Just a couple of miles away in Lewisham, the new Glass Mill leisure centre is taking shape on Loampit Vale. You might have seen it, it’s the huge great colourful thing appearing opposite Lewisham station (along with another development of flats). It’ll replace the Ladywell Leisure Centre (to the anguish of its regular users) and will be Lewisham Council’s flagship facility.

Unlike Greenwich, Lewisham has put all the plans for the Glass Mill on its website. Plans include “a competition pool – eight lanes (17 x 25 metres) with a moveable floor at the deep end to allow additional water area for teaching”. Cuh, those pesky moveable floors which don’t work, eh?

As for diving?
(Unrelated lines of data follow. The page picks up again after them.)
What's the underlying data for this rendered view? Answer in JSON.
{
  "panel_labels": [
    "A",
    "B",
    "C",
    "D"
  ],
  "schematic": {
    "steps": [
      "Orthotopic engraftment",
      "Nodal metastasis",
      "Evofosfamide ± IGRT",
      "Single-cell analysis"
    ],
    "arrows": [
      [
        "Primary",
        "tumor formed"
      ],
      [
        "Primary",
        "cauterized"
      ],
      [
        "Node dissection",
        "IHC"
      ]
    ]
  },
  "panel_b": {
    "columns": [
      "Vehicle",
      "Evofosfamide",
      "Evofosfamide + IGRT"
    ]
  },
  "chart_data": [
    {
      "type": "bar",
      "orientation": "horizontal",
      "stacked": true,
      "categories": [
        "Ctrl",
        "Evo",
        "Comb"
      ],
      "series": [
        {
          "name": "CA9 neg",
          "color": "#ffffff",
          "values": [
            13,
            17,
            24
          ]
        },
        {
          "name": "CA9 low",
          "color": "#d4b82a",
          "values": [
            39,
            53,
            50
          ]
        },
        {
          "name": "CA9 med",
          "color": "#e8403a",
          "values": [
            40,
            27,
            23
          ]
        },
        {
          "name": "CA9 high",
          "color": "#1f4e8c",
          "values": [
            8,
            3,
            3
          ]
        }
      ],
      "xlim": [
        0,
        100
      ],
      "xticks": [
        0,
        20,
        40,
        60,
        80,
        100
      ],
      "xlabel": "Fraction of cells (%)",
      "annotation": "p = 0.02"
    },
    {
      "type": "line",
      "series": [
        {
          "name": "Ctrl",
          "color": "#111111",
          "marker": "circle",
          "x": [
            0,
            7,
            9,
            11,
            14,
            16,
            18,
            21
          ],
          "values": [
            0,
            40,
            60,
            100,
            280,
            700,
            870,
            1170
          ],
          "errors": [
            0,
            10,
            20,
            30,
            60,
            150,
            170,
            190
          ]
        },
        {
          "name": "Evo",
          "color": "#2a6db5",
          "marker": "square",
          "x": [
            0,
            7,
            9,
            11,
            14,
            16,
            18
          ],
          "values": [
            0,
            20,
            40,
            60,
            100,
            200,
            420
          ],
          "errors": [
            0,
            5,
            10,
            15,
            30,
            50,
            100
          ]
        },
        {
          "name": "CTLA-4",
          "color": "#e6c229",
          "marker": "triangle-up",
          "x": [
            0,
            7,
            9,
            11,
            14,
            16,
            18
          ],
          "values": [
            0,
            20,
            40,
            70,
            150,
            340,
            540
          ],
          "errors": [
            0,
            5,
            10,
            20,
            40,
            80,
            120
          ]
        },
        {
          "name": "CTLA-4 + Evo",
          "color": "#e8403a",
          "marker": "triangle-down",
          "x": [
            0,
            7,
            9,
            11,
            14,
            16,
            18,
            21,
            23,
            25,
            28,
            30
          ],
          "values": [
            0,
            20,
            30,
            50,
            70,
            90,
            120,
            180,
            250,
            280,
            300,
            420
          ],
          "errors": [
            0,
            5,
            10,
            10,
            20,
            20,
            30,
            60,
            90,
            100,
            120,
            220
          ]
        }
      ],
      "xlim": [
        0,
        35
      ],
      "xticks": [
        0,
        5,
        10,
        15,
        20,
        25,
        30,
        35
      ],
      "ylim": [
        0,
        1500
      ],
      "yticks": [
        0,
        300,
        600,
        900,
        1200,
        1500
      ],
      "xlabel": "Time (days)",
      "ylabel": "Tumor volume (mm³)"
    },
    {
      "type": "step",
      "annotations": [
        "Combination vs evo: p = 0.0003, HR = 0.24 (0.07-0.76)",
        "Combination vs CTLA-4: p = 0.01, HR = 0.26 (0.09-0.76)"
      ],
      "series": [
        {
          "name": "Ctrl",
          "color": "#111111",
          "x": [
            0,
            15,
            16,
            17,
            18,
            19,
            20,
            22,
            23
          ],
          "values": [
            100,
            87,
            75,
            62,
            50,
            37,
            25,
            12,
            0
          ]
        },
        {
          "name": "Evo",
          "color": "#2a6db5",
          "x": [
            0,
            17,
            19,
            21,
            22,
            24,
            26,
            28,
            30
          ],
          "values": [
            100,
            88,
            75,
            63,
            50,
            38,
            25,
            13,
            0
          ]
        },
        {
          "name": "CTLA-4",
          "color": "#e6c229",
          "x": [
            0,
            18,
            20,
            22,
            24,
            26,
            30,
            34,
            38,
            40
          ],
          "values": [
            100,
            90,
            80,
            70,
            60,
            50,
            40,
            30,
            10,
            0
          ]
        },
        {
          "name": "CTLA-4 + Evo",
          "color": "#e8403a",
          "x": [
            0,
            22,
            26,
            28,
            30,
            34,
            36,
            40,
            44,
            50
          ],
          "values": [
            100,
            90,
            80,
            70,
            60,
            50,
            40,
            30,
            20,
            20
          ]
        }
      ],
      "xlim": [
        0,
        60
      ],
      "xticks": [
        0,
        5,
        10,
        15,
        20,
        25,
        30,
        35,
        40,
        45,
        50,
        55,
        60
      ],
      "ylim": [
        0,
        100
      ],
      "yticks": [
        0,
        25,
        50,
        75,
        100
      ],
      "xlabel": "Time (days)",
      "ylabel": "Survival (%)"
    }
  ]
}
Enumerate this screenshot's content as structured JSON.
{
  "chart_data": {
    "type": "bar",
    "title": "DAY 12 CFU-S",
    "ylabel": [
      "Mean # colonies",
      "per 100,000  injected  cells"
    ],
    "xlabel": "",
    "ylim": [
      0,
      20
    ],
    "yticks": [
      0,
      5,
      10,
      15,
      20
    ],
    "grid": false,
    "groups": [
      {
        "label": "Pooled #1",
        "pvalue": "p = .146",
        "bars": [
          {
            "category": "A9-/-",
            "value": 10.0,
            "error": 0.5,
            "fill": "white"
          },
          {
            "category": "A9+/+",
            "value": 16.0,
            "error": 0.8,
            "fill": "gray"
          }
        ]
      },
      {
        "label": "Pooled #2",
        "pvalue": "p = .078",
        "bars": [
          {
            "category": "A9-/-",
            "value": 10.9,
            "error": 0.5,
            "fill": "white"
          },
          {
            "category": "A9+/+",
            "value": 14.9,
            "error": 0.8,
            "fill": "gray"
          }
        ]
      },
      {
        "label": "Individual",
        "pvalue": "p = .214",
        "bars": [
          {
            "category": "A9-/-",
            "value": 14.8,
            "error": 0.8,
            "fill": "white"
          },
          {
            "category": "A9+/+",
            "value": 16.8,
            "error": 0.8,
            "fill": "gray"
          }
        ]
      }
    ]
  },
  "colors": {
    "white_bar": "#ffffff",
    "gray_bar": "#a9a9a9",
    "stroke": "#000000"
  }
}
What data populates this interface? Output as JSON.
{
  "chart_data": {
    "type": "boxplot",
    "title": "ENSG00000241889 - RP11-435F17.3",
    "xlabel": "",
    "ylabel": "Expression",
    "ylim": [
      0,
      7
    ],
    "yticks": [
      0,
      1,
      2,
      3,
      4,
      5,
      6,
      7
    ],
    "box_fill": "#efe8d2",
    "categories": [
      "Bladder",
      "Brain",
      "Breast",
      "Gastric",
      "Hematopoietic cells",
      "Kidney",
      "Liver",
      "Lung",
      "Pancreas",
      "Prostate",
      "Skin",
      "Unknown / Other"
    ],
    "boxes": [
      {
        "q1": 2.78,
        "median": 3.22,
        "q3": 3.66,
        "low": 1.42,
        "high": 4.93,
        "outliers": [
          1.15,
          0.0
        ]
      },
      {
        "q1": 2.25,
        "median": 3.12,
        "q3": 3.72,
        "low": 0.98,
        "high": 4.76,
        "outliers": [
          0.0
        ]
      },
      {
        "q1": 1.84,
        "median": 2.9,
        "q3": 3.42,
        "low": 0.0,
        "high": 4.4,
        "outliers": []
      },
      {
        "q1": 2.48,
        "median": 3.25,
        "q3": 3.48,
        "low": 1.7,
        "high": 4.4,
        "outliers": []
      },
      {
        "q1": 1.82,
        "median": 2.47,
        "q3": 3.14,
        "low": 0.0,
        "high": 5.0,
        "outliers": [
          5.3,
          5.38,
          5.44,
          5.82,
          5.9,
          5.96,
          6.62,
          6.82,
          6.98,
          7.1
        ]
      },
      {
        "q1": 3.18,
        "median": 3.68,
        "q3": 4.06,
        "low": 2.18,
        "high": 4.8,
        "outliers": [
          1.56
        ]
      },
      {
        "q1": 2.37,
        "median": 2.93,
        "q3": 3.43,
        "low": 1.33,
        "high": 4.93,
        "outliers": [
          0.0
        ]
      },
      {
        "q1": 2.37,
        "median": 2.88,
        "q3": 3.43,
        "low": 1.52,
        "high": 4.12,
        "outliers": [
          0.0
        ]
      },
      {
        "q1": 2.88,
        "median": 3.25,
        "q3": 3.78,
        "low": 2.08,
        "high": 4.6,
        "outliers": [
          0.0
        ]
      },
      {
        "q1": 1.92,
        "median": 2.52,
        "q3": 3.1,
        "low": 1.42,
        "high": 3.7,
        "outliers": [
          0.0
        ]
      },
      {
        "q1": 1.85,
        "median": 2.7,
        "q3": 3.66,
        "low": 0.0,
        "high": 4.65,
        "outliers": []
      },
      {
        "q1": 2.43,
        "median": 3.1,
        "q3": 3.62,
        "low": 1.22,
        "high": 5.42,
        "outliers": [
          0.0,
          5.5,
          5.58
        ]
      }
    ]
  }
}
Well, the full details are in the Glass Mill client brief. “The hallow end is to be set at 1200 mm which is considered a safe depth for competition swimming but will not be suitable for certain teaching purposes. The deep end depth should be set at 2000mm.” Poolside diving blocks will be provided.

So, Lewisham, the non-Olympic borough, has managed to commission a swimming pool suitable for teaching kids how to dive. Olympic host borough Greenwich, meanwhile, hasn’t. Good to know the legacy’s in safe hands… at Catford town hall.

Still, there is time for Greenwich to sort this mess out, isn’t there? Or it’ll face the embarrassment of its young people heading to a neighbouring borough to learn how to swim competitively. Is that the legacy it wants?